Michael, thank you so much for this statement specifically and your article generally. In the last 15 years, as I have read and studied about Grant, I have come to admire him more than any other American and wish more Americans understood and appreciated the greatness of U.S. Grant.
His life is the quintessential American story:
1. Born on the frontier with no familial "aristocracy" to take advantage of
2. Went to West Point somewhat reluctantly but didn't particularly excel there (except for his horsmanship skills), and never intended to make a career out of the military.
3. Served initially as a quartermaster in the Mexican-American War (which, unbeknownst to him at the time, would prove extremely helpful as a tactician later in the Civil War understanding supply lines) but then served with distinction in combat once given the opportunity to actually lead men.
4. Retired from the army, in large part to his alcohol drinking brought on by the loneliness that he felt being separated from his family while on deployment in California
5. Came back east and attempted numerous jobs to try and make a living, eventually ending up as a worker in his father's leather store in Galena, Illinois. The primary lesson for Grant from the time period between his resignation from the army and the start of the Civil War was that he wasn't cut out to be a businessman.
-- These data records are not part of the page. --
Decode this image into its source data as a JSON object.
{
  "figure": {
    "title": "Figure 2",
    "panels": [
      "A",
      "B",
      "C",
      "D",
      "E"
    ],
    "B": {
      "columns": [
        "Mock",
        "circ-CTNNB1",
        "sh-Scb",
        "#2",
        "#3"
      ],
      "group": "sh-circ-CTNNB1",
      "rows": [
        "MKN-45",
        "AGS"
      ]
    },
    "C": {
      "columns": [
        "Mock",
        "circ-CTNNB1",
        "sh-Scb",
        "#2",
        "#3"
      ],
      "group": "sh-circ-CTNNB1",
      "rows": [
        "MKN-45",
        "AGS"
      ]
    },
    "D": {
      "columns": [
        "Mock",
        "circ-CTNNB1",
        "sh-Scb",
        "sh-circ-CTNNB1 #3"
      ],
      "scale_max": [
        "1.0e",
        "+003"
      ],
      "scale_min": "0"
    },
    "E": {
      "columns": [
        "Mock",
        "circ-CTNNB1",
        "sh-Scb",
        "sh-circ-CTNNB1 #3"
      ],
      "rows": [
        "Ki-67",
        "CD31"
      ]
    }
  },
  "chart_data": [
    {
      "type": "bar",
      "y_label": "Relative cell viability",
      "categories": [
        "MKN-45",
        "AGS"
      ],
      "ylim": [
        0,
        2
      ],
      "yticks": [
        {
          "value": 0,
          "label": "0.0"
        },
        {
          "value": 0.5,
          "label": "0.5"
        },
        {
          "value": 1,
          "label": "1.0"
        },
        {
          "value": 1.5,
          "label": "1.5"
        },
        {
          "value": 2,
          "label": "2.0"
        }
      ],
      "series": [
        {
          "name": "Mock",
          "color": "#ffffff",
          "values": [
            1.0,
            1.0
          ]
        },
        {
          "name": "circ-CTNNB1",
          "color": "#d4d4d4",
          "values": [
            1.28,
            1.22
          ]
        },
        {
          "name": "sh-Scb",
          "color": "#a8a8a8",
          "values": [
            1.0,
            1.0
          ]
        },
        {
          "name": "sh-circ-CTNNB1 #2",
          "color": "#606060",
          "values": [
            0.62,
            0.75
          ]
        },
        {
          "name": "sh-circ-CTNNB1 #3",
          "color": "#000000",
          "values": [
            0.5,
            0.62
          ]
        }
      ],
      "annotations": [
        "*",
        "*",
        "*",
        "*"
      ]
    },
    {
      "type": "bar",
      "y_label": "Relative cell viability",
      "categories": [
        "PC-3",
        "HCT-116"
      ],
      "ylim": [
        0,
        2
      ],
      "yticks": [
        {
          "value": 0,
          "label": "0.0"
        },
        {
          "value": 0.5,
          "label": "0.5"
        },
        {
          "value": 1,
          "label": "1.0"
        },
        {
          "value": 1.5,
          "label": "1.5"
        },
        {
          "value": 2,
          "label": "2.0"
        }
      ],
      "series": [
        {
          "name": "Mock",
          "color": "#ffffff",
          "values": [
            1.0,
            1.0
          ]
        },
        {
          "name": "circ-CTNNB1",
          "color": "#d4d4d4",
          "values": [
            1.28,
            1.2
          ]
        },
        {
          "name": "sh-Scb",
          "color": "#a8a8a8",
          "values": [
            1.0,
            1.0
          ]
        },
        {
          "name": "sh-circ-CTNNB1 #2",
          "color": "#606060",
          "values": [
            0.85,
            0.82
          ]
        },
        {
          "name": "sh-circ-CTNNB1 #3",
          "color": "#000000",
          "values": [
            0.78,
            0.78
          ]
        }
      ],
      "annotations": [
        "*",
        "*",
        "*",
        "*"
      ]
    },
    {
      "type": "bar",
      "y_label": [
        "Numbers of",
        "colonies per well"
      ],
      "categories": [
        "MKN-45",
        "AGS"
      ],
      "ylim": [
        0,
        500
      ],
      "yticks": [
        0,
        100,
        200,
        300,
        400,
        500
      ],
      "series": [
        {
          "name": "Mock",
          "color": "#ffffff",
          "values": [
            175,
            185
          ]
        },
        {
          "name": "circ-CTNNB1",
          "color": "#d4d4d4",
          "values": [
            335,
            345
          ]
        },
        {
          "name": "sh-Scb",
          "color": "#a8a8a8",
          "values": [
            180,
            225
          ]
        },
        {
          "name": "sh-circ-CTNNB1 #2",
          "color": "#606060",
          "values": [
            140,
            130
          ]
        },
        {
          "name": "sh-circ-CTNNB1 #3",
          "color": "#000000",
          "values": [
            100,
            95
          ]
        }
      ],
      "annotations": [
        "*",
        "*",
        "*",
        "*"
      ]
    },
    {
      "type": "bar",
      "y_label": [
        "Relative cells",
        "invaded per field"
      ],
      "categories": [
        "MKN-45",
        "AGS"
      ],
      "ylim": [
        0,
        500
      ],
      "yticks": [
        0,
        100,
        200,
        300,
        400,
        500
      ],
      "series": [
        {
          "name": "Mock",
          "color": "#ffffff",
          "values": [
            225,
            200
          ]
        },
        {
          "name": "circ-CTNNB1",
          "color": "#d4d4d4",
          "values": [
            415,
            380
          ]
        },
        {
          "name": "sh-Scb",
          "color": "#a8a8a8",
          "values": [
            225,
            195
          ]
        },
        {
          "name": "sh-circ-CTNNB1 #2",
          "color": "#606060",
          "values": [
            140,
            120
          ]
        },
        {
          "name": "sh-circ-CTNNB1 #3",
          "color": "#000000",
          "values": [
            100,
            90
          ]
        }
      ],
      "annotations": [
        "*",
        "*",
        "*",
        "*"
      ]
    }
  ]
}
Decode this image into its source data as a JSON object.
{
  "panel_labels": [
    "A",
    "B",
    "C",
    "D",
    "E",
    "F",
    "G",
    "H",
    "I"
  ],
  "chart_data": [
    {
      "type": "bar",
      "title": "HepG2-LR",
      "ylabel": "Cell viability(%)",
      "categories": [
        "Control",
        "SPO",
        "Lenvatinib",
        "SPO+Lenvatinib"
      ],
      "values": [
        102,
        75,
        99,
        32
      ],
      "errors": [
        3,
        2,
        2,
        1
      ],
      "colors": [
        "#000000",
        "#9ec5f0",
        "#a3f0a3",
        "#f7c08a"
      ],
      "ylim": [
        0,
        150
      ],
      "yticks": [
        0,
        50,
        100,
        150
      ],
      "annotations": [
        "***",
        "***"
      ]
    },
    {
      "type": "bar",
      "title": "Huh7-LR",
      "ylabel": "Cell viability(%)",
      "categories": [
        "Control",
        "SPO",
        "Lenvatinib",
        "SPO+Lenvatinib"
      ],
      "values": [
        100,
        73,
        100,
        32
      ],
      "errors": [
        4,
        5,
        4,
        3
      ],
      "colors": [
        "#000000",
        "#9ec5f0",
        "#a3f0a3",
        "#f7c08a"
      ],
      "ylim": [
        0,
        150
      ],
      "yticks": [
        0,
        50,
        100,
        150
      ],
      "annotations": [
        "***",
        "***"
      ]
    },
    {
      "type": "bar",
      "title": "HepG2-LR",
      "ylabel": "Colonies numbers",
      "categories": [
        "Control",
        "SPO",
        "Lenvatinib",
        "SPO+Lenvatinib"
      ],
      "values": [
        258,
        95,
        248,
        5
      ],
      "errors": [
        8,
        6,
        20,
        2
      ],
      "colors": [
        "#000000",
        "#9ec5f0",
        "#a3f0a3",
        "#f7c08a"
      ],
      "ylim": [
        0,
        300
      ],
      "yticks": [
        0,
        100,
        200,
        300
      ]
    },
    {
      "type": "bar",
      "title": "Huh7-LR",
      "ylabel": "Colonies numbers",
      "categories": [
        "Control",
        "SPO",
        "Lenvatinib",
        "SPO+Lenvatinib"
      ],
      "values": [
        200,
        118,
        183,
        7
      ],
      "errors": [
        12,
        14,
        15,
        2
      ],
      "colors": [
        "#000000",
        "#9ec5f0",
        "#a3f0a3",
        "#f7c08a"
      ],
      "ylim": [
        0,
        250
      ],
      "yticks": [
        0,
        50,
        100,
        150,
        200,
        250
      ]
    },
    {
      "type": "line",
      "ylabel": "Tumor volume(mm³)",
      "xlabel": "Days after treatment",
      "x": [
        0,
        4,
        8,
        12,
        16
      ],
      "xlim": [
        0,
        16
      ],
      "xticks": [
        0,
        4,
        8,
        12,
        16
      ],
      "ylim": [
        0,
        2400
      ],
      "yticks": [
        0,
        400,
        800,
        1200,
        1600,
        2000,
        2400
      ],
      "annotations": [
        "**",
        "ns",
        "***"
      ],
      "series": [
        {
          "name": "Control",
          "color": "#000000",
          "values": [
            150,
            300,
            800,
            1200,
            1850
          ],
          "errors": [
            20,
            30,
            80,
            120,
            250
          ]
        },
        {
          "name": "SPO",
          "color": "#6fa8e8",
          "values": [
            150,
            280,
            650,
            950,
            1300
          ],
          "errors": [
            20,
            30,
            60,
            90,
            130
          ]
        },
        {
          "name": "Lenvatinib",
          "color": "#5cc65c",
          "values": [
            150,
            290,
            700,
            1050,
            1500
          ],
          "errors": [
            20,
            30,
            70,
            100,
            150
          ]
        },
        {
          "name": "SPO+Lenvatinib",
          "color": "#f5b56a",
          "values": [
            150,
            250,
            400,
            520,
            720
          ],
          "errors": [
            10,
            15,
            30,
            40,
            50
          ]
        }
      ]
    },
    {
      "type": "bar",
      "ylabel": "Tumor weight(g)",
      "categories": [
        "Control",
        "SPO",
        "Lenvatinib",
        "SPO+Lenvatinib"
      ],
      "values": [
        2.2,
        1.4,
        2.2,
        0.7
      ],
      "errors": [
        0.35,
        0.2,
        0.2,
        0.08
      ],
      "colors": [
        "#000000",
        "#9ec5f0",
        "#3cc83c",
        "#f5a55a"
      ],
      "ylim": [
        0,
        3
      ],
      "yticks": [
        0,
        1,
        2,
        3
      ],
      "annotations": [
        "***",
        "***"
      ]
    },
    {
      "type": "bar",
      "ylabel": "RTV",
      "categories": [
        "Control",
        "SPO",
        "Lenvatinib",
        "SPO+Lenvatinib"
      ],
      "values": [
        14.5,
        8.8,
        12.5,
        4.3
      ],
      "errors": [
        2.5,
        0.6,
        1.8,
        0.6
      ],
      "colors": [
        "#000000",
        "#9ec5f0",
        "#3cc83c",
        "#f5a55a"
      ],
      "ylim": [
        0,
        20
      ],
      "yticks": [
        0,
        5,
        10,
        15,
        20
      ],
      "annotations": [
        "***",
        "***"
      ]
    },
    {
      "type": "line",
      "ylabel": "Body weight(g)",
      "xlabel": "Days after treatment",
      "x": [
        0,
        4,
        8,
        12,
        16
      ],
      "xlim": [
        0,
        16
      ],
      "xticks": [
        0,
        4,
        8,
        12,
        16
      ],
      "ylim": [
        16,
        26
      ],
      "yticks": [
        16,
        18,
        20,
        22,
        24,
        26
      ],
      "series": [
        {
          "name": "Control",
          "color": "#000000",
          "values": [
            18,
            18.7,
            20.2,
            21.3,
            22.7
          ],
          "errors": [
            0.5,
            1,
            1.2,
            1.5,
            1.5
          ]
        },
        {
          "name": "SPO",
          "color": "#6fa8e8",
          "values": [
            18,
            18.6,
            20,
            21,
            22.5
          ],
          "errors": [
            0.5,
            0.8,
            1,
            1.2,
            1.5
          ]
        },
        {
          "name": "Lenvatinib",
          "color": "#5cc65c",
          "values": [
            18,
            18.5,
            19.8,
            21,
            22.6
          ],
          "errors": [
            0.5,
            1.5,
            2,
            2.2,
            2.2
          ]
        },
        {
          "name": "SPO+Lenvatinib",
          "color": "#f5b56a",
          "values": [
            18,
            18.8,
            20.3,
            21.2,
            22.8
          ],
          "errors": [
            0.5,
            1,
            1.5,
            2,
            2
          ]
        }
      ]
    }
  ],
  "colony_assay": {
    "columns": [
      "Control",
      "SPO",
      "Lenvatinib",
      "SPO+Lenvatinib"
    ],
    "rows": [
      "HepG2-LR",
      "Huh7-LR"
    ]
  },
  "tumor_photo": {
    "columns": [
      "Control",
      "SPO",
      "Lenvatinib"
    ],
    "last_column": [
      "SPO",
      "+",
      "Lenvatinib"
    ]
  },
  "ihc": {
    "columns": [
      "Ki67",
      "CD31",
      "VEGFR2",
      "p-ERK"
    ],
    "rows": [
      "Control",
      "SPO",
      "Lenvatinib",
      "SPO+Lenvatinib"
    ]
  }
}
He was born to be a soldier and a leader of men; he just didn't know it yet.
6. Re-enlisted in the army at the start of the Civil War, quickly rose up the ranks, and would go on to take his place in history defeating Lee and the Confederacy, and preserving the nation.
Find me a more "American" story than that. And thank you for highlighting his Vicksburg campaign, which was arguably the turning point of the Civil War. Another underrated thing about Grant was that despite his apparent lack of sophistication or combat decorations prior to the Civil War, he had served with Lee in the Mexican-American War, knew him well, and subsequently concluded that Lee was not the God-like commander he was portrayed. He was not intimidated by Lee at all, a quality that would serve him well on the road to victory.
Again, great work as always, Michael. Hopefully there is a Grant working in the wrong industry somewhere in this country, unaware of the greatness that awaits him as he again defeats the traitorous forces that are attempting to destroy this country from within.
A telling story is that at Appomattox Grant politely mentioned to Lee that they had met during the Mexican War and Lee said to him, funny, I don't remember you at all. All class, Lee.